Government budget (percent of GDP)
Total revenue and grants 42.8 36.8 33.1 40.5 40.4 38.5
Of which: Foreign grants 22.6 17.6 12.1 19.1 16.8 16.3
Total expenditure and net lending 40.6 39.2 32.1 42.3 44.4 43.2
Of which: Current expenditure 18.8 18.5 17.6 18.6 19.0 19.0
Current balance 1.5 0.7 3.4 2.8 4.5 3.1
Overall balance 2.3 -2.4 1.0 -1.8 -3.9 -4.7
             
Money and credit (percent change)            
Broad money 30.4 30.9 41.7 21.4 21.4 ...
Credit to private sector 11.8 -9.4 13.2 5.4 4.1 ...
             
Interest rates (end of period)            
Deposits (1 to 3 years) 10.0 10.0 10.0 10.0 9-10.0 ...
Lending 13-16.0 13-16.0 13-16.0 13-16.0 13-16.0 ...

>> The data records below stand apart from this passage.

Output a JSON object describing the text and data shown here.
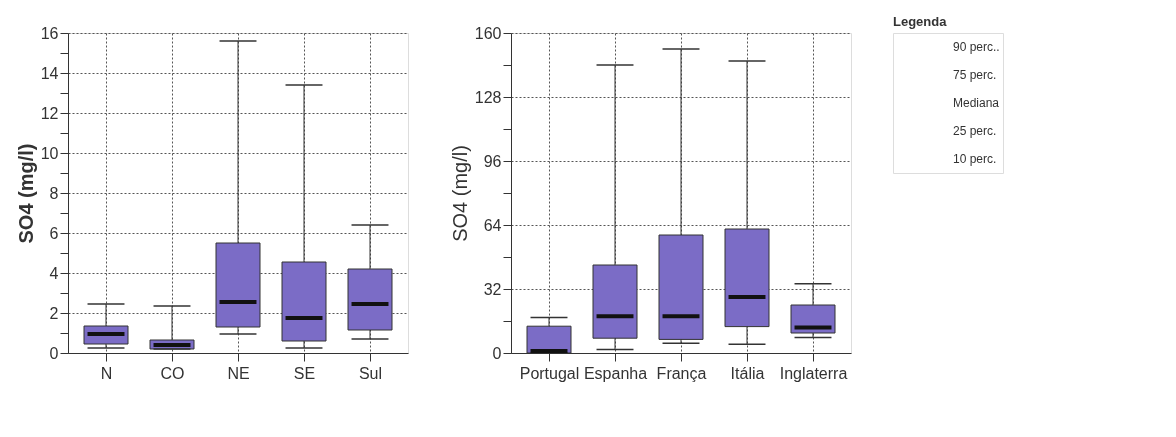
{
  "chart_data": [
    {
      "type": "box",
      "ylabel": "SO4 (mg/l)",
      "categories": [
        "N",
        "CO",
        "NE",
        "SE",
        "Sul"
      ],
      "ylim": [
        0,
        16
      ],
      "yticks": [
        0,
        {
          "value": 1,
          "label": null
        },
        2,
        {
          "value": 3,
          "label": null
        },
        4,
        {
          "value": 5,
          "label": null
        },
        6,
        {
          "value": 7,
          "label": null
        },
        8,
        {
          "value": 9,
          "label": null
        },
        10,
        {
          "value": 11,
          "label": null
        },
        12,
        {
          "value": 13,
          "label": null
        },
        14,
        {
          "value": 15,
          "label": null
        },
        16
      ],
      "grid": true,
      "series": [
        {
          "color": "#7b6cc6",
          "boxes": [
            {
              "low": 0.25,
              "q1": 0.45,
              "median": 0.95,
              "q3": 1.35,
              "high": 2.45
            },
            {
              "low": 0.2,
              "q1": 0.2,
              "median": 0.4,
              "q3": 0.65,
              "high": 2.35
            },
            {
              "low": 0.95,
              "q1": 1.3,
              "median": 2.55,
              "q3": 5.5,
              "high": 15.6
            },
            {
              "low": 0.25,
              "q1": 0.6,
              "median": 1.75,
              "q3": 4.55,
              "high": 13.4
            },
            {
              "low": 0.7,
              "q1": 1.15,
              "median": 2.45,
              "q3": 4.2,
              "high": 6.4
            }
          ]
        }
      ]
    },
    {
      "type": "box",
      "ylabel": "SO4 (mg/l)",
      "categories": [
        "Portugal",
        "Espanha",
        "França",
        "Itália",
        "Inglaterra"
      ],
      "ylim": [
        0,
        160
      ],
      "yticks": [
        0,
        {
          "value": 16,
          "label": null
        },
        32,
        {
          "value": 48,
          "label": null
        },
        64,
        {
          "value": 80,
          "label": null
        },
        96,
        {
          "value": 112,
          "label": null
        },
        128,
        {
          "value": 144,
          "label": null
        },
        160
      ],
      "grid": true,
      "series": [
        {
          "color": "#7b6cc6",
          "boxes": [
            {
              "low": 0,
              "q1": 0,
              "median": 1,
              "q3": 13.4,
              "high": 17.8
            },
            {
              "low": 1.8,
              "q1": 7.4,
              "median": 18.4,
              "q3": 44,
              "high": 144
            },
            {
              "low": 4.9,
              "q1": 6.8,
              "median": 18.4,
              "q3": 59,
              "high": 152
            },
            {
              "low": 4.4,
              "q1": 13.2,
              "median": 28,
              "q3": 62,
              "high": 146
            },
            {
              "low": 7.8,
              "q1": 10,
              "median": 12.8,
              "q3": 24,
              "high": 34.6
            }
          ]
        }
      ]
    },
    {
      "type": "other",
      "title": "Legenda",
      "annotations": [
        "90 perc..",
        "75 perc.",
        "Mediana",
        "25 perc.",
        "10 perc."
      ]
    }
  ]
}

RMA bills (91-days) 8.0 8.5 8.5 4.0 8.5 ...
             
Balance of payments (millions of US$)
Trade balance 2/ -13.2 -31.9 -24.8 -57.6 -70.7 -81.7
With India 2/ 8.4 4.4 9.3 -17.1 -31.1 -45.4
Current account balance 4/ -37.1 -56.4 -46.5 -97.9 -126.8 -126.2
(In percent of GDP) -12.1 -15.9 -12.0 -24.4 -28.4 -26.8
With India -6.0 -13.1 -25.5 -71.9 -99.6 -99.2
(In percent of GDP) -2.0 -3.7 -6.6 -17.9 -22.3 -21.1
Grants 79.7 74.4 85.4 120.8 149.9 129.1
Of which: India 31.1 38.5 64.1 89.5 116.2 100.1
Loans (net) -12.1 5.4 4.4 26.0 18.6 29.7
Errors and omissions -5.6 -1.2 2.1 -5.8 -5.3 -4.7
Overall balance 24.9 22.2 45.4 44.2 36.4 27.9
(In percent of GDP) 8.1 6.3 11.7 11.0 8.2 5.9
             
External indicators            
Gross official reserves (millions of US$) 145.1 176.0 215.6 258.5 292.6 320.5
(In months of imports) 15.7 16.1 19.0 19.1 19.0 19.9
External debt (millions of US$) 111.5 112.2 128.0 160.4 172.8 202.5
(In percent of GDP; end of period) 37.3 31.7 36.7 40.7 39.7 43.5
Debt-service ratio (percent of exports) 13.2 9.8 8.3 8.1 5.6 5.5
             
Memorandum items:            
Nominal GDP (in millions of ngultrum) 2/ 9,611 11,355 13,971 15,928 18,202 20,686
Ngultrum per US$ (period average) 34.3 35.8 38.4 42.6 43.6 ...

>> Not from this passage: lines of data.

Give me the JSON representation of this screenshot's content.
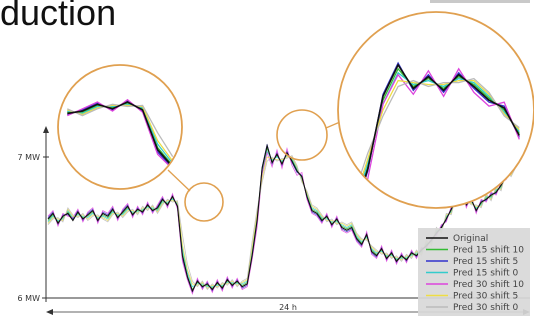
{
  "title_fragment": "duction",
  "chart_data": {
    "type": "line",
    "y_ticks": [
      {
        "value": 7,
        "label": "7 MW"
      },
      {
        "value": 6,
        "label": "6 MW"
      }
    ],
    "ylim": [
      5.95,
      7.35
    ],
    "x_span_label": "24 h",
    "x": [
      0,
      1,
      2,
      3,
      4,
      5,
      6,
      7,
      8,
      9,
      10,
      11,
      12,
      13,
      14,
      15,
      16,
      17,
      18,
      19,
      20,
      21,
      22,
      23,
      24,
      25,
      26,
      27,
      28,
      29,
      30,
      31,
      32,
      33,
      34,
      35,
      36,
      37,
      38,
      39,
      40,
      41,
      42,
      43,
      44,
      45,
      46,
      47,
      48,
      49,
      50,
      51,
      52,
      53,
      54,
      55,
      56,
      57,
      58,
      59,
      60,
      61,
      62,
      63,
      64,
      65,
      66,
      67,
      68,
      69,
      70,
      71,
      72,
      73,
      74,
      75,
      76,
      77,
      78,
      79,
      80,
      81,
      82,
      83,
      84,
      85,
      86,
      87,
      88,
      89,
      90,
      91,
      92,
      93,
      94,
      95,
      96
    ],
    "series": [
      {
        "name": "Original",
        "color": "#111111",
        "values": [
          6.56,
          6.6,
          6.53,
          6.58,
          6.6,
          6.55,
          6.61,
          6.56,
          6.59,
          6.62,
          6.55,
          6.6,
          6.58,
          6.63,
          6.57,
          6.61,
          6.65,
          6.59,
          6.63,
          6.61,
          6.66,
          6.62,
          6.64,
          6.7,
          6.66,
          6.72,
          6.65,
          6.3,
          6.15,
          6.05,
          6.12,
          6.08,
          6.1,
          6.06,
          6.11,
          6.07,
          6.13,
          6.09,
          6.12,
          6.08,
          6.1,
          6.3,
          6.55,
          6.92,
          7.08,
          6.96,
          7.02,
          6.95,
          7.03,
          6.97,
          6.9,
          6.86,
          6.72,
          6.62,
          6.6,
          6.55,
          6.58,
          6.52,
          6.56,
          6.5,
          6.48,
          6.5,
          6.42,
          6.38,
          6.45,
          6.33,
          6.3,
          6.35,
          6.28,
          6.32,
          6.26,
          6.3,
          6.27,
          6.32,
          6.3,
          6.34,
          6.37,
          6.41,
          6.46,
          6.5,
          6.56,
          6.63,
          6.7,
          6.8,
          6.66,
          6.7,
          6.62,
          6.68,
          6.7,
          6.73,
          6.75,
          6.8,
          6.86,
          6.9,
          6.97,
          7.05,
          7.12
        ]
      },
      {
        "name": "Pred 15 shift 10",
        "color": "#33bb33",
        "values": [
          6.55,
          6.59,
          6.54,
          6.57,
          6.61,
          6.56,
          6.6,
          6.57,
          6.58,
          6.61,
          6.56,
          6.59,
          6.57,
          6.62,
          6.58,
          6.6,
          6.64,
          6.6,
          6.62,
          6.62,
          6.65,
          6.63,
          6.63,
          6.69,
          6.67,
          6.71,
          6.66,
          6.32,
          6.16,
          6.06,
          6.11,
          6.09,
          6.09,
          6.07,
          6.1,
          6.08,
          6.12,
          6.1,
          6.11,
          6.09,
          6.11,
          6.31,
          6.56,
          6.9,
          7.06,
          6.97,
          7.01,
          6.96,
          7.02,
          6.98,
          6.91,
          6.85,
          6.73,
          6.63,
          6.61,
          6.56,
          6.57,
          6.53,
          6.55,
          6.51,
          6.49,
          6.51,
          6.43,
          6.39,
          6.44,
          6.34,
          6.31,
          6.34,
          6.29,
          6.31,
          6.27,
          6.29,
          6.28,
          6.31,
          6.31,
          6.33,
          6.38,
          6.4,
          6.47,
          6.49,
          6.57,
          6.62,
          6.71,
          6.78,
          6.67,
          6.69,
          6.63,
          6.67,
          6.71,
          6.72,
          6.76,
          6.79,
          6.87,
          6.89,
          6.96,
          7.04,
          7.1
        ]
      },
      {
        "name": "Pred 15 shift 5",
        "color": "#3333cc",
        "values": [
          6.57,
          6.61,
          6.52,
          6.59,
          6.59,
          6.56,
          6.62,
          6.55,
          6.6,
          6.63,
          6.54,
          6.61,
          6.59,
          6.64,
          6.56,
          6.62,
          6.66,
          6.58,
          6.64,
          6.6,
          6.67,
          6.61,
          6.65,
          6.71,
          6.65,
          6.73,
          6.64,
          6.28,
          6.14,
          6.04,
          6.13,
          6.07,
          6.11,
          6.05,
          6.12,
          6.06,
          6.14,
          6.08,
          6.13,
          6.07,
          6.09,
          6.29,
          6.54,
          6.93,
          7.09,
          6.95,
          7.03,
          6.94,
          7.04,
          6.96,
          6.89,
          6.87,
          6.71,
          6.61,
          6.59,
          6.54,
          6.59,
          6.51,
          6.57,
          6.49,
          6.47,
          6.49,
          6.41,
          6.37,
          6.46,
          6.32,
          6.29,
          6.36,
          6.27,
          6.33,
          6.25,
          6.31,
          6.26,
          6.33,
          6.29,
          6.35,
          6.36,
          6.42,
          6.45,
          6.51,
          6.55,
          6.64,
          6.69,
          6.81,
          6.65,
          6.71,
          6.61,
          6.69,
          6.69,
          6.74,
          6.74,
          6.81,
          6.85,
          6.91,
          6.98,
          7.06,
          7.13
        ]
      },
      {
        "name": "Pred 15 shift 0",
        "color": "#33cccc",
        "values": [
          6.54,
          6.58,
          6.55,
          6.56,
          6.62,
          6.57,
          6.59,
          6.58,
          6.57,
          6.6,
          6.57,
          6.58,
          6.56,
          6.61,
          6.59,
          6.59,
          6.63,
          6.61,
          6.61,
          6.63,
          6.64,
          6.64,
          6.62,
          6.68,
          6.68,
          6.7,
          6.67,
          6.35,
          6.18,
          6.08,
          6.1,
          6.1,
          6.08,
          6.08,
          6.09,
          6.09,
          6.11,
          6.11,
          6.1,
          6.1,
          6.12,
          6.33,
          6.58,
          6.88,
          7.04,
          6.98,
          7.0,
          6.97,
          7.01,
          6.99,
          6.92,
          6.84,
          6.74,
          6.64,
          6.62,
          6.57,
          6.56,
          6.54,
          6.54,
          6.52,
          6.5,
          6.52,
          6.44,
          6.4,
          6.43,
          6.35,
          6.32,
          6.33,
          6.3,
          6.3,
          6.28,
          6.28,
          6.29,
          6.3,
          6.32,
          6.32,
          6.39,
          6.39,
          6.48,
          6.48,
          6.58,
          6.61,
          6.72,
          6.77,
          6.68,
          6.68,
          6.64,
          6.66,
          6.72,
          6.71,
          6.77,
          6.78,
          6.88,
          6.88,
          6.95,
          7.03,
          7.09
        ]
      },
      {
        "name": "Pred 30 shift 10",
        "color": "#dd44dd",
        "values": [
          6.58,
          6.62,
          6.51,
          6.6,
          6.58,
          6.57,
          6.63,
          6.54,
          6.61,
          6.64,
          6.53,
          6.62,
          6.6,
          6.65,
          6.55,
          6.63,
          6.67,
          6.57,
          6.65,
          6.59,
          6.68,
          6.6,
          6.66,
          6.72,
          6.64,
          6.74,
          6.63,
          6.26,
          6.13,
          6.03,
          6.14,
          6.06,
          6.12,
          6.04,
          6.13,
          6.05,
          6.15,
          6.07,
          6.14,
          6.06,
          6.08,
          6.27,
          6.5,
          6.88,
          7.03,
          6.93,
          7.05,
          6.92,
          7.06,
          6.94,
          6.87,
          6.89,
          6.7,
          6.6,
          6.58,
          6.53,
          6.6,
          6.5,
          6.58,
          6.48,
          6.46,
          6.48,
          6.4,
          6.36,
          6.47,
          6.31,
          6.28,
          6.37,
          6.26,
          6.34,
          6.24,
          6.32,
          6.25,
          6.34,
          6.28,
          6.36,
          6.35,
          6.43,
          6.44,
          6.52,
          6.54,
          6.65,
          6.68,
          6.82,
          6.64,
          6.72,
          6.6,
          6.7,
          6.68,
          6.75,
          6.73,
          6.82,
          6.84,
          6.92,
          6.99,
          7.07,
          7.14
        ]
      },
      {
        "name": "Pred 30 shift 5",
        "color": "#eedd44",
        "values": [
          6.53,
          6.57,
          6.56,
          6.55,
          6.63,
          6.58,
          6.58,
          6.59,
          6.56,
          6.59,
          6.58,
          6.57,
          6.55,
          6.6,
          6.6,
          6.58,
          6.62,
          6.62,
          6.6,
          6.64,
          6.63,
          6.65,
          6.61,
          6.67,
          6.69,
          6.69,
          6.68,
          6.38,
          6.2,
          6.1,
          6.09,
          6.11,
          6.07,
          6.09,
          6.08,
          6.1,
          6.1,
          6.12,
          6.09,
          6.11,
          6.13,
          6.36,
          6.6,
          6.85,
          7.0,
          6.99,
          6.98,
          6.98,
          7.0,
          7.0,
          6.93,
          6.83,
          6.75,
          6.65,
          6.63,
          6.58,
          6.55,
          6.55,
          6.53,
          6.53,
          6.51,
          6.53,
          6.45,
          6.41,
          6.42,
          6.36,
          6.33,
          6.32,
          6.31,
          6.29,
          6.29,
          6.27,
          6.3,
          6.29,
          6.33,
          6.31,
          6.4,
          6.38,
          6.49,
          6.47,
          6.59,
          6.6,
          6.73,
          6.76,
          6.69,
          6.67,
          6.65,
          6.65,
          6.73,
          6.7,
          6.78,
          6.77,
          6.89,
          6.87,
          6.94,
          7.02,
          7.08
        ]
      },
      {
        "name": "Pred 30 shift 0",
        "color": "#bbbbbb",
        "values": [
          6.52,
          6.56,
          6.57,
          6.54,
          6.64,
          6.59,
          6.57,
          6.6,
          6.55,
          6.58,
          6.59,
          6.56,
          6.54,
          6.59,
          6.61,
          6.57,
          6.61,
          6.63,
          6.59,
          6.65,
          6.62,
          6.66,
          6.6,
          6.66,
          6.7,
          6.68,
          6.69,
          6.45,
          6.24,
          6.12,
          6.08,
          6.12,
          6.06,
          6.1,
          6.07,
          6.11,
          6.09,
          6.13,
          6.08,
          6.12,
          6.14,
          6.4,
          6.63,
          6.82,
          6.97,
          7.0,
          6.97,
          6.99,
          6.99,
          7.01,
          6.94,
          6.82,
          6.76,
          6.66,
          6.64,
          6.59,
          6.54,
          6.56,
          6.52,
          6.54,
          6.52,
          6.54,
          6.46,
          6.42,
          6.41,
          6.37,
          6.34,
          6.31,
          6.32,
          6.28,
          6.3,
          6.26,
          6.31,
          6.28,
          6.34,
          6.3,
          6.41,
          6.37,
          6.5,
          6.46,
          6.6,
          6.59,
          6.74,
          6.75,
          6.7,
          6.66,
          6.66,
          6.64,
          6.74,
          6.69,
          6.79,
          6.76,
          6.9,
          6.86,
          6.93,
          7.01,
          7.07
        ]
      }
    ],
    "legend_position": "bottom-right",
    "annotations": "three orange circles highlighting regions, two of them magnified in large circular insets"
  },
  "colors": {
    "highlight": "#e0a050",
    "axis": "#333333",
    "legend_bg": "#d8d8d8"
  }
}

Sources: Data provided by the Bhutanese authorities; and IMF staff estimates and projections.

1/ Fiscal year beginning July 1.
2/ On a calendar-year basis, i.e., the entry under 1995/96 is for 1995, etc.

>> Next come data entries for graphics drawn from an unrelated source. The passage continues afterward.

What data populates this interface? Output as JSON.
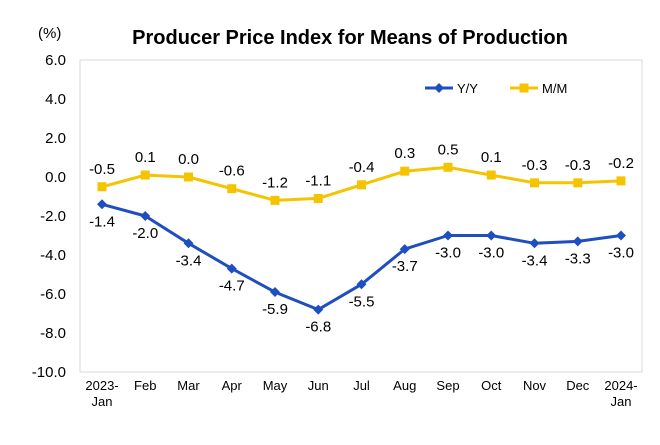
{
  "chart_data": {
    "type": "line",
    "title": "Producer Price Index for Means of Production",
    "unit_label": "(%)",
    "categories": [
      [
        "2023-",
        "Jan"
      ],
      [
        "Feb"
      ],
      [
        "Mar"
      ],
      [
        "Apr"
      ],
      [
        "May"
      ],
      [
        "Jun"
      ],
      [
        "Jul"
      ],
      [
        "Aug"
      ],
      [
        "Sep"
      ],
      [
        "Oct"
      ],
      [
        "Nov"
      ],
      [
        "Dec"
      ],
      [
        "2024-",
        "Jan"
      ]
    ],
    "series": [
      {
        "name": "Y/Y",
        "color": "#1f4fbf",
        "marker": "diamond",
        "values": [
          -1.4,
          -2.0,
          -3.4,
          -4.7,
          -5.9,
          -6.8,
          -5.5,
          -3.7,
          -3.0,
          -3.0,
          -3.4,
          -3.3,
          -3.0
        ],
        "labels": [
          "-1.4",
          "-2.0",
          "-3.4",
          "-4.7",
          "-5.9",
          "-6.8",
          "-5.5",
          "-3.7",
          "-3.0",
          "-3.0",
          "-3.4",
          "-3.3",
          "-3.0"
        ]
      },
      {
        "name": "M/M",
        "color": "#f5c400",
        "marker": "square",
        "values": [
          -0.5,
          0.1,
          0.0,
          -0.6,
          -1.2,
          -1.1,
          -0.4,
          0.3,
          0.5,
          0.1,
          -0.3,
          -0.3,
          -0.2
        ],
        "labels": [
          "-0.5",
          "0.1",
          "0.0",
          "-0.6",
          "-1.2",
          "-1.1",
          "-0.4",
          "0.3",
          "0.5",
          "0.1",
          "-0.3",
          "-0.3",
          "-0.2"
        ]
      }
    ],
    "y_ticks": [
      "6.0",
      "4.0",
      "2.0",
      "0.0",
      "-2.0",
      "-4.0",
      "-6.0",
      "-8.0",
      "-10.0"
    ],
    "ylim": [
      -10,
      6
    ],
    "grid": false,
    "legend_position": "top-right"
  }
}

3/ Bhutan's CPI does not include rents and other services and is based on a 1979 expenditure survey.
4/ Excluding grants.

1 Under Article IV of the IMF's Articles of Agreement, the IMF holds bilateral discussions with members, usually every year. A staff team visits the country, collects economic and financial information, and discusses with officials the country's economic developments and policies. On return to headquarters, the staff prepares a report, which forms the basis for discussion by the Executive Board. At the conclusion of the discussion, the Managing Director, as Chairman of the Board, summarizes the views of Executive Directors, and this summary is transmitted to the country's authorities. This PIN summarizes the views of the Executive Board as expressed during the May 7, 2001 Executive Board discussion based on the staff report.